Veterans court begins hearing cases

Bartholomew County’s first Veterans Court is hearing cases.

The program is for former military personnel, including those who may have deployed to combat multiple times and experienced traumatic events that take a heavy toll on their lives, the Indiana Judicial Center explained on its website. The center is sponsoring the Veterans Court program.

“They deserve a second chance to retake control of their futures and rebuild their lives,” said Bartholomew Superior Court 1 Judge Jim Worton, who presides over the new court.

The program is considered a problem-solving approach that addresses causes leading to veterans being involved in low-level criminal behavior possibly caused by post-traumatic stress, brain trauma, anxiety, depression, chemical dependency, unemployment and homelessness.

“When our veterans sign the dotted line to serve their country, they are signing a blank check that could include the sacrifice of their lives,” Worton said. “Not only is this a chance to rebuild their lives, but it’s a way for our community to give something back to them for the sacrifice they gave to us.”

But not all cases involving veterans will be steered into the new court, Worton said.

Veterans charged with major felonies, serious violent offenses or sex offenses, as well as those who had a criminal history prior to their enlistment, are not accepted into veterans court, the judge said.

In three of the initial four cases Worton heard when the court first convened, two dealt with drunken driving and a third was for a probation violation.

In the fourth case, a veteran charged with domestic battery, criminal confinement, interference with the reporting of a crime and criminal mischief was allowed to plead guilty to battery as a Level 6 felony.

“We had one participant who was going to be off probation shortly, but told us that he needs the treatment available in our 12- to 18- month program,” Worton said.

Successful participants may be able to expunge convictions from their record, as well as receive housing and employment assistance, Worton said. However, some local residents have claimed the program amounts to a get-out-of-jail-free card, Worton told the Bartholomew County Commissioners on Monday.

Not so, the judge said.

Participants must agree to stringent conditions, Worton said, that often exceed those required of conventional defendants that include:

  • Admitting guilt.
  • Undergoing an extensive examination prior to being admitted into the program.
  • Going to the Bartholomew County Courthouse weekly to ensure compliance.
  • Undergoing regular risk assessments from their case managers, mental health professionals and the Veterans Administration.
  • Complying with all recommended therapies and medical appointments, or face possible jail time and other punitive measures.

For Bartholomew County commissioner Larry Kleinhenz, the most important program component is that there is no effort to escape responsibility, he said.

“I like they have to admit to their wrongdoing. But then there’s an extra effort to help them get back on track,” Kleinhenz said. “Who can’t be supportive of that?”

In exchange for complying with stringent conditions, defendants receive support from a mentor who is also a veteran, as well as individualized treatment based on case manager assessments.

During each veterans court session, a Veterans Administration representative is also present with an online computer that enables them to streamline the process of obtaining needed services.

In addition, time is allowed at the end of each session for the participant to talk with other veterans who regularly attend to offer their support, Worton said.

While Veterans Court is held in Worton’s courtroom on the second and fourth Thursdays of every month, Superior Court 1 still hears all of the same types of cases that it has always been assigned.

The court can serve no more than 25 participants at any given time, Worton said. An estimated 5,740 veterans reside in Bartholomew County.

In early 2015, the Indiana General Assembly approved legislation and funding to help formally expand veterans’ treatment courts. Bartholomew County Chief Probation Officer Brad Barnes oversees the program, while Rick Caldwell coordinates recruiting mentors.

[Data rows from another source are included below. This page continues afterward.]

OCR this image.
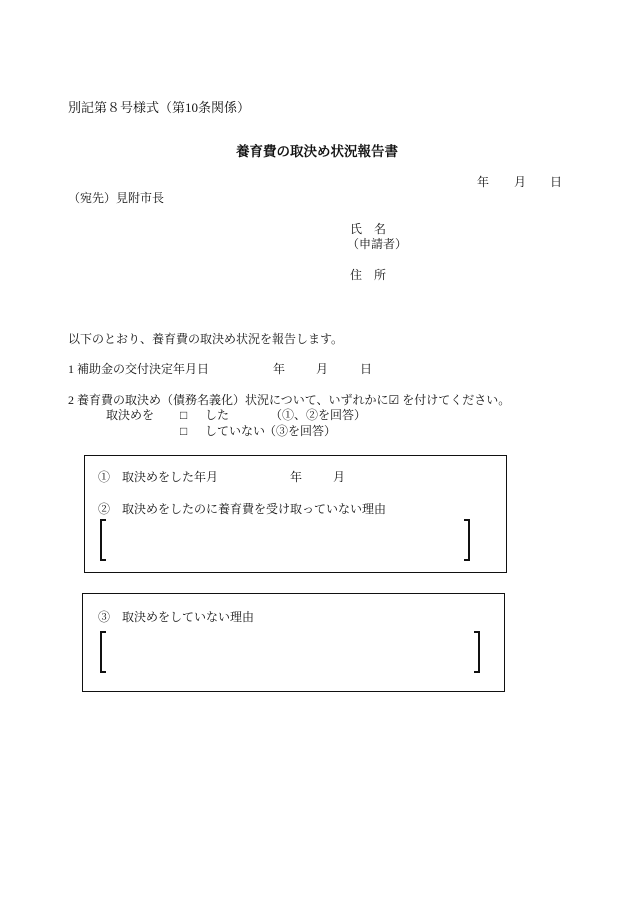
別記第８号様式（第10条関係）
養育費の取決め状況報告書
年 月 日
（宛先）見附市長
氏　名
（申請者）
住　所
以下のとおり、養育費の取決め状況を報告します。
1 補助金の交付決定年月日	年	月	日
2 養育費の取決め（債務名義化）状況について、いずれかに☑ を付けてください。
取決めを □ した	（①、②を回答）
□ していない
（③を回答）
①　取決めをした年月	年	月
②　取決めをしたのに養育費を受け取っていない理由
③　取決めをしていない理由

Since the 2008 founding of the first Veterans Court in Buffalo, New York, 220 programs have been established nationwide that serve about 11,000 veterans, the Associated Press reported.

Who pays?

A non-reverting fund to fund Veterans Court was approved by the Bartholomew County Commissioners on Monday.  It will be used to hold money obtained from program participants.   

Those fees will be collected only for operating costs, such as obtaining personnel and materials, according to presiding Judge Jim Worton.

In all cases, a traditional $183 in court fees will be assessed. After that, charges are based on the extent of the crime.

For misdemeanor charges, there’s a $50 initial fee and a $50 administrative fee, as well as $20 per month charge during the 12- to 18-month program, Worton said. 

When the case is a felony, it’s $100 initially, $100 for administrative purposes and $30 per month. 

The fund will also hold money from grants that are now anticipated after the local program was certified in December by the Indiana Judicial Center, Worton said.   

Most provided services are available through the Veterans Administration.  Those not eligible for VA benefits may be able to tap into grant-funded resources in order to receive treatment through either Centerstone, a community-based behavioral health care organization, or Valle Vista Health System in Greenwood, Worton said.